General information
- Type: Unmanned drone surveillance
- Manufacturer: Turkish Aerospace Industries (TAI)
- Status: in use

History
- Introduction date: 2003

= TAI Martı =

Turkish unmanned aerial vehicle

TAI Martı is a radio-controlled surveillance unmanned drone designed, developed and built by Turkish Aerospace Industries (TAI) in 2003.

Martı is the Turkish word for "seagull". TAI produces other UAVs named after birds.

==Development==
The shoulder-winged UAV has all composite material airframe. The drone is propelled by a 2-cylinder 2-stroke gasoline engine of type OS MAX 46 FXi by German company Graupner GmbH with 1.7 hp power or
Zenoah G38 from Japan with 2.2 hp in tractor configuration. The drone carries a two-axis gimbaled EO/IR camera, which relays its video in real-time telemetry.
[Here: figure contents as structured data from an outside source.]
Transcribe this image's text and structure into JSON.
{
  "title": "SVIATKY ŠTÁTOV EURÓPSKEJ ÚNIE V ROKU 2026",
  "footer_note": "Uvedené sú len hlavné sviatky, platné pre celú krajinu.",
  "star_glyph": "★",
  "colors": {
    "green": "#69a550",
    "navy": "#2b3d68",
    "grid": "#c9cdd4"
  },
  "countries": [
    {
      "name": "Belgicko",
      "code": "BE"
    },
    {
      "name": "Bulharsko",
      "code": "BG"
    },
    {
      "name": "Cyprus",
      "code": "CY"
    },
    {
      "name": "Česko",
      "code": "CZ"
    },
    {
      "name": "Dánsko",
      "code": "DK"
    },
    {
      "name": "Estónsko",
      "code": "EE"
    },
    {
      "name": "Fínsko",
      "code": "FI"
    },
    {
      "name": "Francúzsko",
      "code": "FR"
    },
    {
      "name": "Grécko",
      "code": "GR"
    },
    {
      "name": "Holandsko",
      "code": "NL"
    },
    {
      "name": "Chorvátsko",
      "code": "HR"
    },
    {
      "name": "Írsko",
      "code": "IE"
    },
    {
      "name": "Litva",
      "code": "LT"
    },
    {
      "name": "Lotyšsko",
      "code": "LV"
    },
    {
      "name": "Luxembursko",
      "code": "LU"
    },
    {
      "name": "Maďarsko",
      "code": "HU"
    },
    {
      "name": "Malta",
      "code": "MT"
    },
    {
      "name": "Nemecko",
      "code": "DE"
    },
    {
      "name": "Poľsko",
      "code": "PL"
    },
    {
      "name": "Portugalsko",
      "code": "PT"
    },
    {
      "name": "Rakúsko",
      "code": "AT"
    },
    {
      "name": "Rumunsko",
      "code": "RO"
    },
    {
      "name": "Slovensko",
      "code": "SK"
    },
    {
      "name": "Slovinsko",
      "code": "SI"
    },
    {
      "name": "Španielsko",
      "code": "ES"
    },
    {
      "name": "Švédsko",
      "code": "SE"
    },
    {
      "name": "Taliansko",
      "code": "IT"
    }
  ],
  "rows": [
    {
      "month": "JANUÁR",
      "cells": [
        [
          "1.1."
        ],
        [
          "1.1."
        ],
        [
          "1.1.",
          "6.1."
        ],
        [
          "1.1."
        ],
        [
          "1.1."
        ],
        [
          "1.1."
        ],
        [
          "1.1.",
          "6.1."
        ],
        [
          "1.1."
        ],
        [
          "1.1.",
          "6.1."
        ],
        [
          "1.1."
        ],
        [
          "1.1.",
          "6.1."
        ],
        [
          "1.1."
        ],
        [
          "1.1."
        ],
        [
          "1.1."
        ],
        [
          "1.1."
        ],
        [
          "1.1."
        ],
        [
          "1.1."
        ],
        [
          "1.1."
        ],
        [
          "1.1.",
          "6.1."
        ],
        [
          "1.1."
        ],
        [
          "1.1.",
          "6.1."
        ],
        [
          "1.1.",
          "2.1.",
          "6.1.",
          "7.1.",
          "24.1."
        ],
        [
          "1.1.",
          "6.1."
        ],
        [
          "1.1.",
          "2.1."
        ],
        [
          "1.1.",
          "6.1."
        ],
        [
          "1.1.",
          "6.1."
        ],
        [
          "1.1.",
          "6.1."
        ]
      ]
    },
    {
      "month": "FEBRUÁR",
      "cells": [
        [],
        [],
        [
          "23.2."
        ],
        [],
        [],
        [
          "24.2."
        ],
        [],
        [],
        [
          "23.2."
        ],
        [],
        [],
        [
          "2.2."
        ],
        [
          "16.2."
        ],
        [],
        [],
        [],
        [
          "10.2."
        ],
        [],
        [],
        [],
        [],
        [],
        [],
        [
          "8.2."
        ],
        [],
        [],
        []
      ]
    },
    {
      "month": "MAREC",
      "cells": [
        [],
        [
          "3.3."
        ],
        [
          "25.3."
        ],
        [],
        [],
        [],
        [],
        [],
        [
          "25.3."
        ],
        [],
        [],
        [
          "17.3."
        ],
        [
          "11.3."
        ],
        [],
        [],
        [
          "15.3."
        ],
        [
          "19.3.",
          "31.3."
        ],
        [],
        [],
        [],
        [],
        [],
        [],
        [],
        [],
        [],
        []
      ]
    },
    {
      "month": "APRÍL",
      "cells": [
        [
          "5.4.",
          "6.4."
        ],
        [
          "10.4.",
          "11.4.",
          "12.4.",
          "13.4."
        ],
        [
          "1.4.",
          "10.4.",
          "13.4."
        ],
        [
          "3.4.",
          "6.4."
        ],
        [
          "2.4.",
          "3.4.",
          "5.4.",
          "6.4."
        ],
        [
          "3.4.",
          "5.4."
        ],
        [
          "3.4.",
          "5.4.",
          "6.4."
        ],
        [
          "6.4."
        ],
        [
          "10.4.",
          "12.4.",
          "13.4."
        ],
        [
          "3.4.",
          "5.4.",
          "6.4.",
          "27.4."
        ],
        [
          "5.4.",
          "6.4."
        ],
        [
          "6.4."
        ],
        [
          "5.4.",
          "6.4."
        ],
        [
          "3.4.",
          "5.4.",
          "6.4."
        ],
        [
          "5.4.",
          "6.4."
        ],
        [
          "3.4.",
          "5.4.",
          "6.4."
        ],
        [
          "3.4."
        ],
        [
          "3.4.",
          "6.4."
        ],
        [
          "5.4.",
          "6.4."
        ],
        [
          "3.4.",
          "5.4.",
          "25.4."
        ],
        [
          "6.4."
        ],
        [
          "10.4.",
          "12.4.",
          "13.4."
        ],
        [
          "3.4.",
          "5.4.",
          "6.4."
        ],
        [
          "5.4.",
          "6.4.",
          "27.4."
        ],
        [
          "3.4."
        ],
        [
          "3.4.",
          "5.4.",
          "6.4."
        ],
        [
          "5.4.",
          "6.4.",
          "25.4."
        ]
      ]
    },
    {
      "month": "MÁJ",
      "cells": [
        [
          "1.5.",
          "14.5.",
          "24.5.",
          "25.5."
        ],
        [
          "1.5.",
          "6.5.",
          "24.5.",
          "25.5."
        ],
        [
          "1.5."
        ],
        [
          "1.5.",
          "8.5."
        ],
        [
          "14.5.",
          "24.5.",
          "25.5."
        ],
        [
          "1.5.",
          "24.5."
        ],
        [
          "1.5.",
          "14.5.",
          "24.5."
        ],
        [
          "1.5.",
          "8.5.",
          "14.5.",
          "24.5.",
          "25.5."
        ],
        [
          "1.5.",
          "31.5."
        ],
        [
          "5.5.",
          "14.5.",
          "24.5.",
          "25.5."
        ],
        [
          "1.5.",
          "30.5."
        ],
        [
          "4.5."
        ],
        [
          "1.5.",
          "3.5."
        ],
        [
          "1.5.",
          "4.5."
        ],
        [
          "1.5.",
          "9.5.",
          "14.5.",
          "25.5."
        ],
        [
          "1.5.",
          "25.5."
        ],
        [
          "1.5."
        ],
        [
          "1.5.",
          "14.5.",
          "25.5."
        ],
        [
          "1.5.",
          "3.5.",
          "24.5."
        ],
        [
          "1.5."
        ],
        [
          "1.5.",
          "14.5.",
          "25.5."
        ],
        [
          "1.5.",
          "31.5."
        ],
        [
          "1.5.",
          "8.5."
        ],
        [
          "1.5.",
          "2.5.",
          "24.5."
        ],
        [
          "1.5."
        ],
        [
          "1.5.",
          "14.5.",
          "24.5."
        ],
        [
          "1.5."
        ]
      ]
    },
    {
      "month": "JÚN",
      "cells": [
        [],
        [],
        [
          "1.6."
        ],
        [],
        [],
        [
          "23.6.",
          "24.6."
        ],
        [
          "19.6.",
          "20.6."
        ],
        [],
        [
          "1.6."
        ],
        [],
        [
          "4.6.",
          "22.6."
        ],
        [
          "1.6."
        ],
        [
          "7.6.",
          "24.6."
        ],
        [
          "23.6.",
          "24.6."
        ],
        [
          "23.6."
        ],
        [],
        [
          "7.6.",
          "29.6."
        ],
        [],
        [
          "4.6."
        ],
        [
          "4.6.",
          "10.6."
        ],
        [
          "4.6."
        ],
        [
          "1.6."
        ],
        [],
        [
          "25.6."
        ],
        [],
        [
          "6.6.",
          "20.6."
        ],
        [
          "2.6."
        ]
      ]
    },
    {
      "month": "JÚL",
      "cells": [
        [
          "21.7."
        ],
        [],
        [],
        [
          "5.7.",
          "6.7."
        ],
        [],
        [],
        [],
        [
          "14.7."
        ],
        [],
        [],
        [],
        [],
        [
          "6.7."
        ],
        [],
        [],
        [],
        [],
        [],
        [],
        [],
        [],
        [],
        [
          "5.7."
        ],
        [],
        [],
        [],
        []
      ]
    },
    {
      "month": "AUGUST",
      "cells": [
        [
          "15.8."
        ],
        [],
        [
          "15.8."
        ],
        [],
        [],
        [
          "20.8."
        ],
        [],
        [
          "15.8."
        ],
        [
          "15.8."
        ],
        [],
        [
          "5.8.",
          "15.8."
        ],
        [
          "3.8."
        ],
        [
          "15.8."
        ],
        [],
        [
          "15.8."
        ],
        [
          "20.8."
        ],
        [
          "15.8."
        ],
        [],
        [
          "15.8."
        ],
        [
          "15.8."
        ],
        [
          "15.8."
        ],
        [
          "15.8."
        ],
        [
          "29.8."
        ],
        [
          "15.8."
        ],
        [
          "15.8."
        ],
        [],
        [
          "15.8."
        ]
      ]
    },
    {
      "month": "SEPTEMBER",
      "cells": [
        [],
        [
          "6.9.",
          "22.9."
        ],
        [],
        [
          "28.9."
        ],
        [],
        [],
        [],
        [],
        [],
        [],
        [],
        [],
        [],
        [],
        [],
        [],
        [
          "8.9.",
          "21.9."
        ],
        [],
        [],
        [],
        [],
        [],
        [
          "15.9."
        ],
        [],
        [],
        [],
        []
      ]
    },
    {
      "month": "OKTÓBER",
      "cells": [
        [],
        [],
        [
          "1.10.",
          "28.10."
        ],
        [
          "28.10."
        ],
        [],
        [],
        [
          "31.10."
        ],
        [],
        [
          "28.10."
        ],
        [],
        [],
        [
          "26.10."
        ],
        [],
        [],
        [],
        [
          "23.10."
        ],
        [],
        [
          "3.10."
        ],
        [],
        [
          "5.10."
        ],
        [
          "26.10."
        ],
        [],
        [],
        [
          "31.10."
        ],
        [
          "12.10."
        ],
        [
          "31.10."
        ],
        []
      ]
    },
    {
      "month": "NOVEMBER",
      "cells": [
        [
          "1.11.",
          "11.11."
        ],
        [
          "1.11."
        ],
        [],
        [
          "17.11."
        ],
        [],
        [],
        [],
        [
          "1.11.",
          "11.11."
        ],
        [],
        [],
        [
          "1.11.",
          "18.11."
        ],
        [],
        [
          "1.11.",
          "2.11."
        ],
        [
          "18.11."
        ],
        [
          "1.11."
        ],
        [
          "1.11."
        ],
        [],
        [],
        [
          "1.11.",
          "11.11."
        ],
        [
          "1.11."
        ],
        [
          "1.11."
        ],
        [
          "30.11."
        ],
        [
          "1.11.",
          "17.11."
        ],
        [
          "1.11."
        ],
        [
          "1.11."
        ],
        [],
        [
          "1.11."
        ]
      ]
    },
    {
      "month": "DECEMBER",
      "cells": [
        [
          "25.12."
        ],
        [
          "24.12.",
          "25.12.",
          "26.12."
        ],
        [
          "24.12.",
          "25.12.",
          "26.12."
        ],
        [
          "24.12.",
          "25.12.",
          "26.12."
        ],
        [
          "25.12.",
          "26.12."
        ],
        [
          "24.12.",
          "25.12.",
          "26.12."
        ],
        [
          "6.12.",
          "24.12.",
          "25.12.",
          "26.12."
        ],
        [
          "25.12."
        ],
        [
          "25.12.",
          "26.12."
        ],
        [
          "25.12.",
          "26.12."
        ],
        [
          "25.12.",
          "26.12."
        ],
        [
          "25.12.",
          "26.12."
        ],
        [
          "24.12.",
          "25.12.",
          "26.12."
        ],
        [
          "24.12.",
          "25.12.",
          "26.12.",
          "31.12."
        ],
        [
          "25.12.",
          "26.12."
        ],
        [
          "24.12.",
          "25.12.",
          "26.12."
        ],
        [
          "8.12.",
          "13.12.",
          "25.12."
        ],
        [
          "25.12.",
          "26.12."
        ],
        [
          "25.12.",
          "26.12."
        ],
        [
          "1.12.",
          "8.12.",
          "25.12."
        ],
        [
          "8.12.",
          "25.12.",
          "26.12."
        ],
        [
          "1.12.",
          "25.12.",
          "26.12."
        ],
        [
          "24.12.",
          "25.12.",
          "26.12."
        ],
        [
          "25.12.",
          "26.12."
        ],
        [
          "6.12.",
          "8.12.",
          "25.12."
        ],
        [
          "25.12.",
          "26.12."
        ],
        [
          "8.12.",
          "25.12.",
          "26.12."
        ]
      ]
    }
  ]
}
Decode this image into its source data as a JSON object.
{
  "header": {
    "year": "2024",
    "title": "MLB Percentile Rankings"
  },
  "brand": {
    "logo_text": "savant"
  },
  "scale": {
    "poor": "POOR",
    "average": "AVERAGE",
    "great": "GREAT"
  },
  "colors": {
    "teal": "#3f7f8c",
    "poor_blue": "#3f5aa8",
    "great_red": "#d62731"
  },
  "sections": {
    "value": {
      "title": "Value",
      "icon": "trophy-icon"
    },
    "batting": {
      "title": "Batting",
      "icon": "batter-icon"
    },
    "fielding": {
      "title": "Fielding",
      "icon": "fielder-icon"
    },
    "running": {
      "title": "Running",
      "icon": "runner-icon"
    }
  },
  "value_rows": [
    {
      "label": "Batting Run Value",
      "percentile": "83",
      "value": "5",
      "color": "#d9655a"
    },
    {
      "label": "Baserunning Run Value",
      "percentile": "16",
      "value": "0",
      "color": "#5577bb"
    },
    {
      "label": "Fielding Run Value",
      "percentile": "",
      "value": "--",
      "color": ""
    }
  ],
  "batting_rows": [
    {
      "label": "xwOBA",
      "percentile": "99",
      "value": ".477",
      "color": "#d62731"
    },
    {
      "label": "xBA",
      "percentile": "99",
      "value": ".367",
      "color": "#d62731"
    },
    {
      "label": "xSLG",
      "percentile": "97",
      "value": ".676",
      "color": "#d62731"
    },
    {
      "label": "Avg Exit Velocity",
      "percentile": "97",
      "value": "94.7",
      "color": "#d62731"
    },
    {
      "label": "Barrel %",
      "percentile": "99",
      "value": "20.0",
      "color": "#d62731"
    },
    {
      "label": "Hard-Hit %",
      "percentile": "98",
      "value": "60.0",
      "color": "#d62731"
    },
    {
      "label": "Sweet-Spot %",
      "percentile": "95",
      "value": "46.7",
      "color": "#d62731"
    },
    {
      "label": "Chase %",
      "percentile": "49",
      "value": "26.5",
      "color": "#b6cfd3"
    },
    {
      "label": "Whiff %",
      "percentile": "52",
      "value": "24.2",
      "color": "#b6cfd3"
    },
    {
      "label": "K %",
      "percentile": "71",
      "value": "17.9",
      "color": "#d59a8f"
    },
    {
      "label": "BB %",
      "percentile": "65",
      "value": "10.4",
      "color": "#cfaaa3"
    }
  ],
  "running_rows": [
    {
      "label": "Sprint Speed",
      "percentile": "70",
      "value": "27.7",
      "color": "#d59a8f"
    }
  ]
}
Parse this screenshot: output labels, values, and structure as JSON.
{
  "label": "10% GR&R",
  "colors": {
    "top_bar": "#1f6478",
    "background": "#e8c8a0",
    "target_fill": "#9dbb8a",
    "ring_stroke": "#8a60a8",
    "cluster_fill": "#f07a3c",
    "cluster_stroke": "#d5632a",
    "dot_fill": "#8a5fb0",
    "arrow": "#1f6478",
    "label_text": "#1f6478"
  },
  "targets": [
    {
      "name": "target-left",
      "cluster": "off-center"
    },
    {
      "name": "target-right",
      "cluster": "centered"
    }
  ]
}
Its guidance/tracking takes place fully autonomous based on INS/GPS integrated waypoint navigation system. Take off of the drone can be accomplished in conventional way on wheels or by catapult and the recovery on wheels or by parachute.

TAI Martı was produced originally for pilot training, and is in service since 2003. The development of aerial-photographic camera as well as studies for digital image analysis and retrieval were carried out in cooperation with Scientific and Technological Research Council of Turkey (TÜBİTAK). In 2004, TAI Martı successfully completed the testing in aerial image retrieval and shootings in Mersin that led to replacement of older retrieval system with balloons.